Au reste, on peut aussi s’étonner de ne pas voir de perspective de croissance dans ce programme. Bien sûr, les projections sont fragiles et la situation est incertaine, mais Emmanuel Macron base tout son projet sur sa capacité à créer de la croissance. Pourquoi, alors, ne pas chiffrer ce « surplus » de croissance qu’il sera capable d’apporter ? Et, surtout, comment assurer concrètement qu’avec les 30 milliards d’euros d’investissement ce rythme de croissance permettra de tenir les engagements écologiques et même, compte tenu de l’urgence, de les dépasser ?

Un néo-bonapartisme de marketing

Le flou global de ce programme est complet. Il est d’autant plus frappant que le parti présidentiel se veut celui du « camp de la raison » pour paraphraser un mot du secrétaire d’État Clément Beaune, et qu’il fait le « pari de la science » comme l’a défendu le candidat lors de son seul meeting.

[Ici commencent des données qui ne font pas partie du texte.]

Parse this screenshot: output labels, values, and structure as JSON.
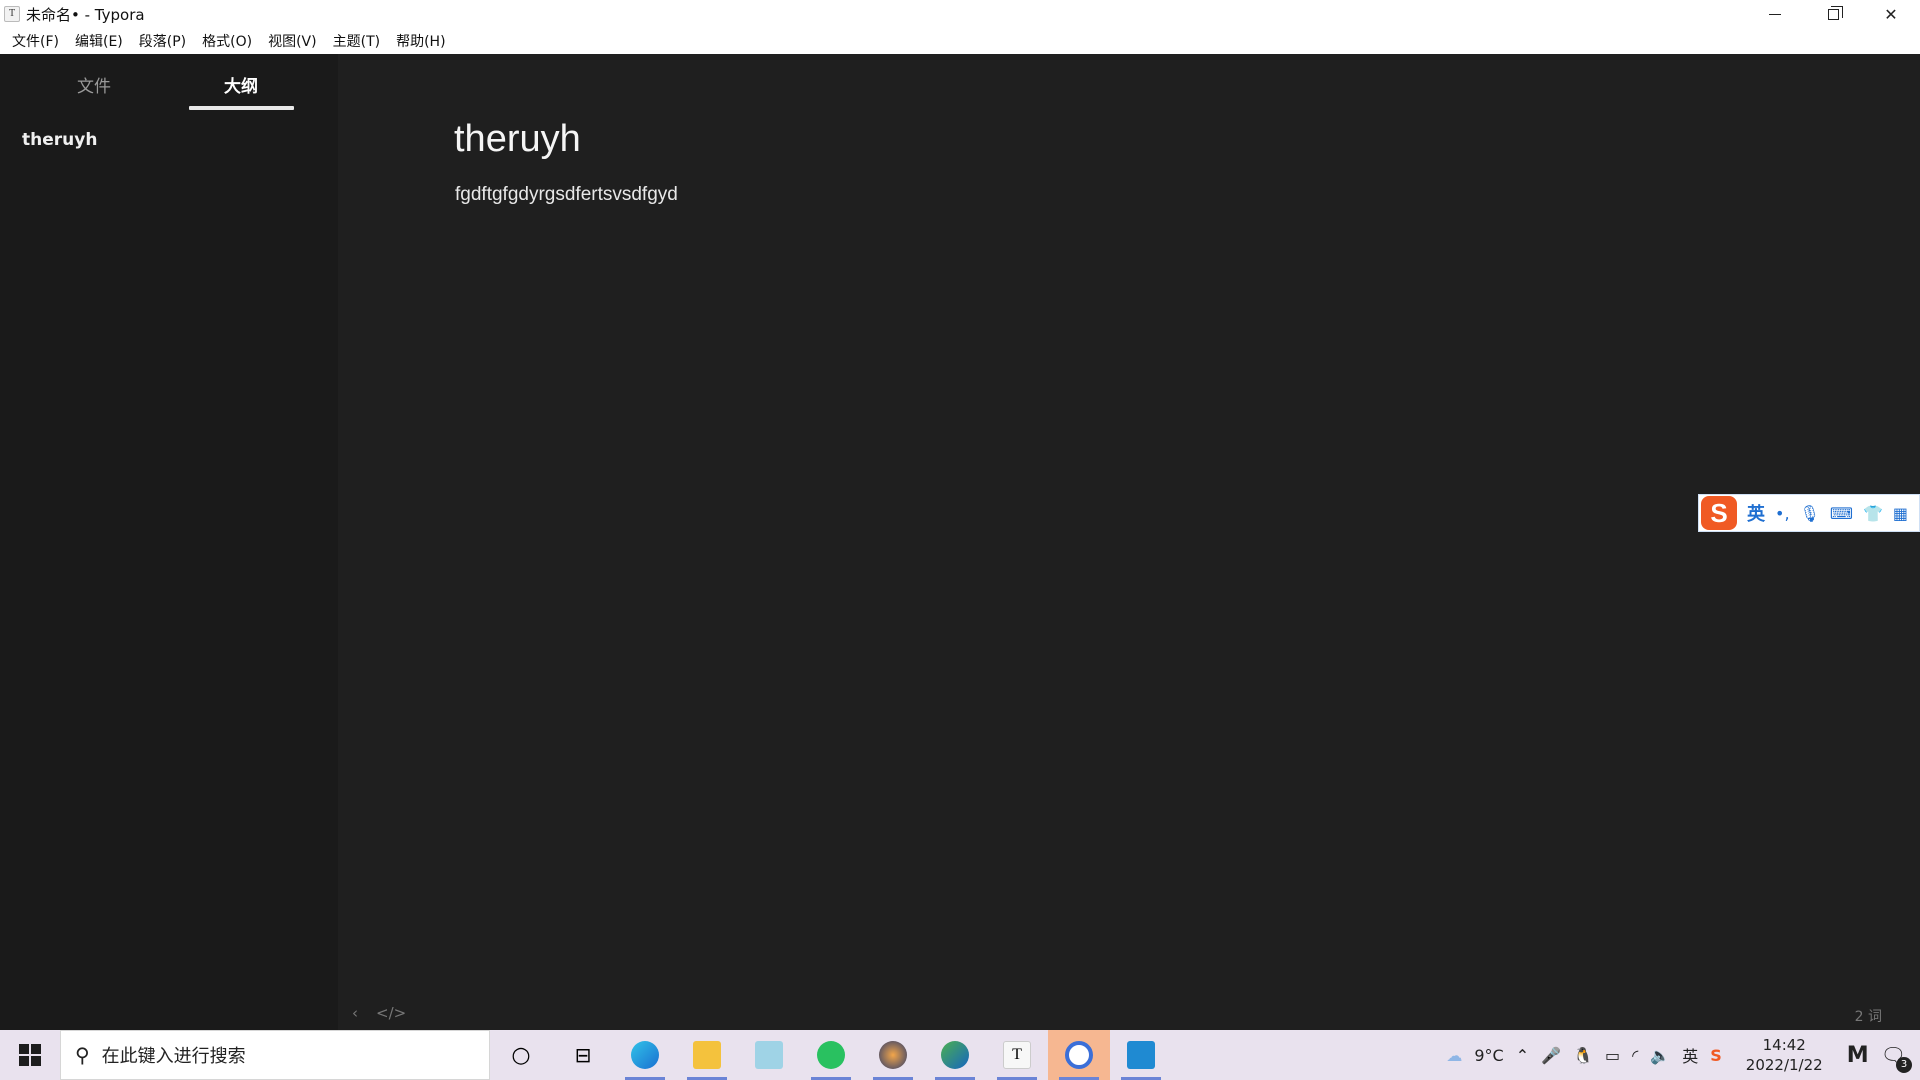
{
  "window": {
    "title": "未命名• - Typora",
    "app_icon_letter": "T"
  },
  "menu": [
    "文件(F)",
    "编辑(E)",
    "段落(P)",
    "格式(O)",
    "视图(V)",
    "主题(T)",
    "帮助(H)"
  ],
  "sidebar": {
    "tabs": [
      "文件",
      "大纲"
    ],
    "active_tab": "大纲",
    "outline_items": [
      "theruyh"
    ]
  },
  "document": {
    "heading": "theruyh",
    "paragraph": "fgdftgfgdyrgsdfertsvsdfgyd"
  },
  "statusbar": {
    "back_icon": "‹",
    "source_icon": "</>",
    "word_count": "2 词"
  },
  "ime": {
    "logo": "S",
    "mode": "英"
  },
  "taskbar": {
    "search_placeholder": "在此键入进行搜索",
    "weather": "9°C",
    "time": "14:42",
    "date": "2022/1/22",
    "notification_count": "3",
    "ms_label": "M"
  }
}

Mais s’inscrire dans la raison et la science, c’est précisément se soumettre à un jugement contradictoire et construire un projet dans cette démarche. Au lieu de quoi, ce flou qui s’ajoute à l’absence de débat ne dit rien d’autre que ceci : les détails seront précisés au moment où le président le décidera et dans les conditions qu’il aura fixées.

Ce que propose le président sortant est donc une forme de chèque en blanc : il faut lui faire confiance parce qu’il est le chef et que son bilan, forcément bon, montre qu’il fait toujours le bon choix. D’ailleurs, dans une interview fleuve accordée au Figaro, il parle beaucoup de lui, de sa personnalité, de son expérience : « Les crises m’ont forgé, mon énergie est intacte. » Comment un tel homme pourrait avoir besoin de rentrer dans les détails de son action future : l’avenir, c’est lui. Point.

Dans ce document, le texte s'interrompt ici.